Abstract

The aim of this paper is to show how, taken at face value, it appears that Horkheimer and Adorno’s conception of the culture industry presented in The Dialectic of Enlightenment does not allow for integral freedom--or the very freedom which is at the heart of modernity’s conception of the person and is the basis for its political philosophy. Nevertheless, the text has the resources to support a slightly less pessimistic reading, and provide a role for irony which came to be among prevalent artistic practices for postmodern aesthetics. That is, once the distinction between terrible laughter and reconciled laughter as well as terrible and reconciled humor is understood, the text rewards rational reconstruction to demonstrate the folly of reason, and in doing so, we might experience The Dialectic of Enlightenment itself as an instance of reconciled humor. Perhaps, the text itself offers a way to mitigate against Horkheimer and Adorno’s condemnation of the culture industry so that it is less totalizing than it would first appear.
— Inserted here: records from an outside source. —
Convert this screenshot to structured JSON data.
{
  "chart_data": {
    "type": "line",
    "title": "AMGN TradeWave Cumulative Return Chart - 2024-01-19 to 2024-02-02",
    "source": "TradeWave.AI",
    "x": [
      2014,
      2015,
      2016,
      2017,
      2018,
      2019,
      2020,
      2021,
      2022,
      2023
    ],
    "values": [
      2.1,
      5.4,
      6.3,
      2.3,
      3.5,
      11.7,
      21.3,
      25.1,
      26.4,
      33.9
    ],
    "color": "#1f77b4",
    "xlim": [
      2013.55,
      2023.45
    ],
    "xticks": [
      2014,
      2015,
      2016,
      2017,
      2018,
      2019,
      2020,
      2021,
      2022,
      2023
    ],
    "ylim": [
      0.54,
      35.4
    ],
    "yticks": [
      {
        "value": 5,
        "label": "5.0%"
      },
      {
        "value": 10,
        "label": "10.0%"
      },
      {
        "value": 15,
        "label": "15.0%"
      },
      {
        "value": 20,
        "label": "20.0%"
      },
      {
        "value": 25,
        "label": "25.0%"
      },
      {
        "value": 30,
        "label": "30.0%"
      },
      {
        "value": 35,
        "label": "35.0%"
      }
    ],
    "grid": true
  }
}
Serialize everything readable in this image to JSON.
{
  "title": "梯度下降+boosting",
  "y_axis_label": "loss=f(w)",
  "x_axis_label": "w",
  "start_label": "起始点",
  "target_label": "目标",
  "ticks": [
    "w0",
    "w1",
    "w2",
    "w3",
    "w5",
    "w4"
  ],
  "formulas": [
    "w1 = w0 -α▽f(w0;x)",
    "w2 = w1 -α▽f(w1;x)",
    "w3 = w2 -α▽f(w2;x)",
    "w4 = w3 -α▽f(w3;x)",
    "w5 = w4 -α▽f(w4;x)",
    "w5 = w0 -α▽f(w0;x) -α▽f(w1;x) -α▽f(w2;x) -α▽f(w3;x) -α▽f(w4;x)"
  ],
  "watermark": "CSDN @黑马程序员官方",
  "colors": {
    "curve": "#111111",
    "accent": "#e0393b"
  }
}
Therefore, laughter has a critical role in a slightly less pessimistic reading of the text as once the distinction between reconciled and terrible laughter is integrated into the text itself, one may interpret the Dialectic of Enlightenment as an exercise in reconciled humor, and not the terrible humor so frequently found in the culture industry. The freedom involved in this beneficial sort of humor-- reconciled humor-- may be fleeting, but it is nevertheless significant.